Hope in Suffering
What’s the Christian way to react to suffering? Was Jeremiah in the right when he wrote these words in Lamentations 3:16-20?
“He [the LORD] has made my teeth grind on gravel, and made me cower in ashes; my soul is bereft of peace; I have forgotten what happiness is; so I say, ‘My endurance has perished; so has my hope from the LORD.’ Remember my affliction and my wanderings, the wormwood and the gall! My soul continually remembers it and is bowed down within me.”
Yes, it was fitting for Jeremiah, a child of God, to cry out in despair. His city of Jerusalem was defeated and the people had been deported into exile. He also endured great suffering, and has been called the weeping prophet. Nothing about his situation offered him hope.
The old saying from Ma in Little House on the Prairie, that there is no great loss without some small gain, did not hold true here. There was no silver lining. Hope in suffering doesn’t come from trying to “find the good in it” or trying to peek into the hidden purposes of God. As Jeremiah said in the very next verses, our hope in suffering comes from something outside of and greater than our situation. He writes in 3:21-26:
“But this I call to mind, and therefore I have hope: The steadfast love of the LORD never ceases; his mercies never come to an end; they are new every morning; great is your faithfulness. ‘The LORD is my portion,’ says my soul, ‘therefore I will hope in him.’ The LORD is good to those who wait for him, to the soul who seeks him. It is good that one should wait quietly for the salvation of the LORD.”
Sometimes there are silver linings and sometimes there are none. If you only find hope in the silver linings, then your hope will vanish when the silver linings do. But if your hope is in the Lord’s faithfulness, then in your suffering you will find yourself persecuted but not abandoned. You’ll certainly be struck down, but you won’t be destroyed. When all hope for improvement in your situation seems lost, and the only hope you have for your loved is that he or she will be raised to life on the day of Christ’s return (along with all others who have died in the Lord), that is still a LOT of hope.

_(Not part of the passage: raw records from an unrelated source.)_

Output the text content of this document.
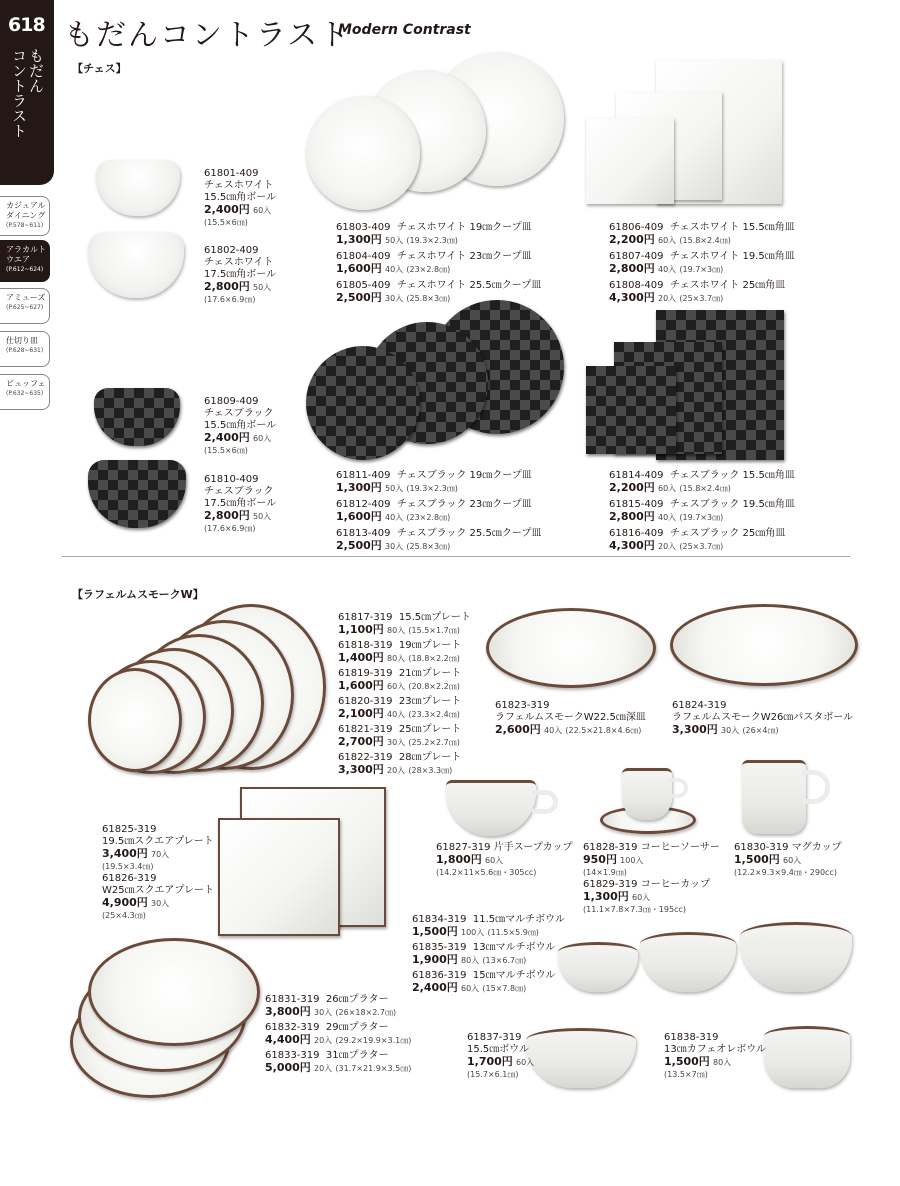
618
もだん
コントラスト
カジュアル
ダイニング
(P.578~611)
アラカルト
ウエア
(P.612~624)
アミューズ
(P.625~627)
仕切り皿
(P.628~631)
ビュッフェ
(P.632~635)
もだんコントラスト
Modern Contrast
【チェス】
61801-409
チェスホワイト
15.5㎝角ボール
2,400円 60入
(15.5×6㎝)
61802-409
チェスホワイト
17.5㎝角ボール
2,800円 50入
(17.6×6.9㎝)
61803-409 チェスホワイト 19㎝クープ皿
1,300円 50入 (19.3×2.3㎝)
61804-409 チェスホワイト 23㎝クープ皿
1,600円 40入 (23×2.8㎝)
61805-409 チェスホワイト 25.5㎝クープ皿
2,500円 30入 (25.8×3㎝)
61806-409 チェスホワイト 15.5㎝角皿
2,200円 60入 (15.8×2.4㎝)
61807-409 チェスホワイト 19.5㎝角皿
2,800円 40入 (19.7×3㎝)
61808-409 チェスホワイト 25㎝角皿
4,300円 20入 (25×3.7㎝)
61809-409
チェスブラック
15.5㎝角ボール
2,400円 60入
(15.5×6㎝)
61810-409
チェスブラック
17.5㎝角ボール
2,800円 50入
(17.6×6.9㎝)
61811-409 チェスブラック 19㎝クープ皿
1,300円 50入 (19.3×2.3㎝)
61812-409 チェスブラック 23㎝クープ皿
1,600円 40入 (23×2.8㎝)
61813-409 チェスブラック 25.5㎝クープ皿
2,500円 30入 (25.8×3㎝)
61814-409 チェスブラック 15.5㎝角皿
2,200円 60入 (15.8×2.4㎝)
61815-409 チェスブラック 19.5㎝角皿
2,800円 40入 (19.7×3㎝)
61816-409 チェスブラック 25㎝角皿
4,300円 20入 (25×3.7㎝)
【ラフェルムスモークW】
61817-319 15.5㎝プレート
1,100円 80入 (15.5×1.7㎝)
61818-319 19㎝プレート
1,400円 80入 (18.8×2.2㎝)
61819-319 21㎝プレート
1,600円 60入 (20.8×2.2㎝)
61820-319 23㎝プレート
2,100円 40入 (23.3×2.4㎝)
61821-319 25㎝プレート
2,700円 30入 (25.2×2.7㎝)
61822-319 28㎝プレート
3,300円 20入 (28×3.3㎝)
61823-319
ラフェルムスモークW22.5㎝深皿
2,600円 40入 (22.5×21.8×4.6㎝)
61824-319
ラフェルムスモークW26㎝パスタボール
3,300円 30入 (26×4㎝)
61825-319
19.5㎝スクエアプレート
3,400円 70入
(19.5×3.4㎝)
61826-319
W25㎝スクエアプレート
4,900円 30入
(25×4.3㎝)
61827-319 片手スープカップ
1,800円 60入
(14.2×11×5.6㎝・305cc)
61828-319 コーヒーソーサー
950円 100入
(14×1.9㎝)
61829-319 コーヒーカップ
1,300円 60入
(11.1×7.8×7.3㎝・195cc)
61830-319 マグカップ
1,500円 60入
(12.2×9.3×9.4㎝・290cc)
61834-319 11.5㎝マルチボウル
1,500円 100入 (11.5×5.9㎝)
61835-319 13㎝マルチボウル
1,900円 80入 (13×6.7㎝)
61836-319 15㎝マルチボウル
2,400円 60入 (15×7.8㎝)
61831-319 26㎝プラター
3,800円 30入 (26×18×2.7㎝)
61832-319 29㎝プラター
4,400円 20入 (29.2×19.9×3.1㎝)
61833-319 31㎝プラター
5,000円 20入 (31.7×21.9×3.5㎝)
61837-319
15.5㎝ボウル
1,700円 60入
(15.7×6.1㎝)
61838-319
13㎝カフェオレボウル
1,500円 80入
(13.5×7㎝)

How are God and suffering related? God didn’t create evil and problems and suffering. Man brought sin and death into the world when tempted by the evil serpent. But when Christ came, God entered into our suffering to experience it and heal us through the cross. Dear Christian, you are free to call a spade a spade. When you suffer, it’s bad. God is faithful to use all things for our good, but that doesn’t make all things good. Dan wrote more about Christian suffering in his article.
When we learned of complication upon complication for our newborn in April, hope dwindled to nothing. I remembered a song I love called, “Hope in a Maybe” by Aaron Espe. I wept as I felt like my hope was “maybe our baby will make it, and maybe he won’t.” But then I remembered that our hope comes from the Lord who made the heavens and the earth. Even if my baby didn’t make it, even that great sorrow would be turned into joy on the last day. My hope is in the resurrection of the body because of the resurrection of my Lord.
Since having taken that trip to the depths of despair, our baby has improved. At the time of writing this, we have a positive outlook for our boy. Such blessings and good news give situational hope, and that is nice to have. But our eternal hope cannot be shaken, no matter what happens.